Вожак вспомнил свое тогдашнее унижение, и ему стало жарко — он всегда испытывал чувство жаркого горя, когда вспоминал себя в тот вечер. Он с отчаяния бросился на Вечернего, но тот легко оттолкнул его, и остальные птицы засмеялись, но Вечерний прикрикнул на них, и они улетели в тишине, а сын Стремительного летел на почтительном расстоянии следом за ними, потому что ему было страшно одному в этом пустом небе.
«Но я тогда ни на минуту не захотел вернуться в зоосад, к привычной кормушке. Или такая мысль шевельнулась в моей голове? Не зря я так часто возвращаюсь к тому первому вечеру свободы, не зря я так упорно уверяю себя, что такого желания — пусть даже неосознанного, минутного — не было во мне. Было. Все-таки было. Но ведь важнее перебороть искушение. Кто избавлен от искушений на этом свете! Я, видимо, тогда вспомнил, как один из служителей зоосада показывал посетителям прирученного гуся. Был там один жирный дурак, который брал пищу из рук и давал гладить себя по голове — что может быть унизительнее этого? Ведь это человеку было приятно гладить птицу. А разве птице может быть приятно прикосновение человека?»

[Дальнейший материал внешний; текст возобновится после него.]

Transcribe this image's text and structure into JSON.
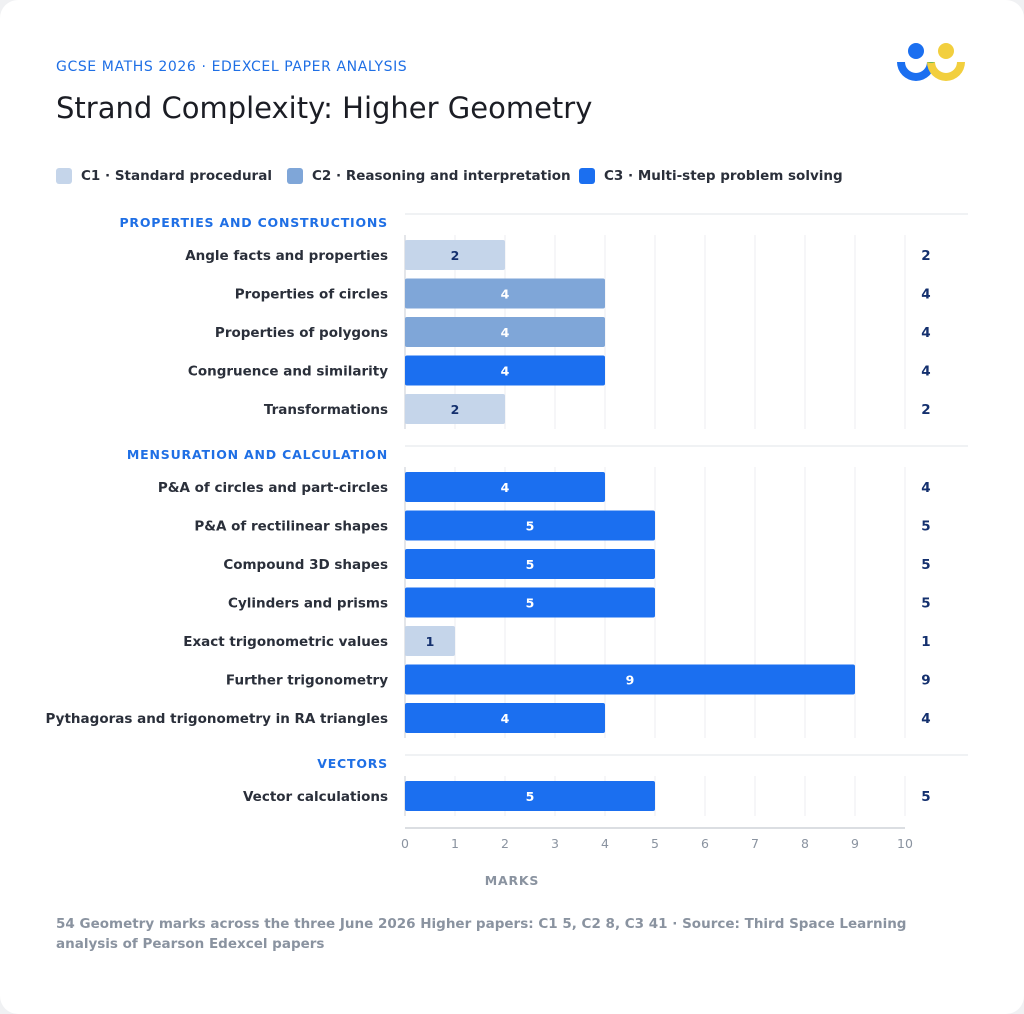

Вожак вспомнил, как его прогоняли вожаки всех стай — кто поверит перебежчику? Он вспомнил отчего-то, как он униженно допытывался, где сейчас может быть Красивый, и намекал при этом, что Красивый неравнодушен к его матери, но птицы советовали ему не показываться матери, потому что она будет крайне огорчена, увидев его живым с кольцом на лапе… Он тогда подумал было остаться жить в прибрежье и пиратствовать помаленьку, разоряя гнездовья чирков и чибисов, — такие случаи, слыхал он, бывали у гусей, но, глядя на свое отражение в морской воде — сильное, повторявшее точь-в-точь тело его стремительного отца и маленькой изящной матери, с седым подкрылком и чуть замедленным размахом, — он решил, что лучше погибнуть, чем так себя опозорить.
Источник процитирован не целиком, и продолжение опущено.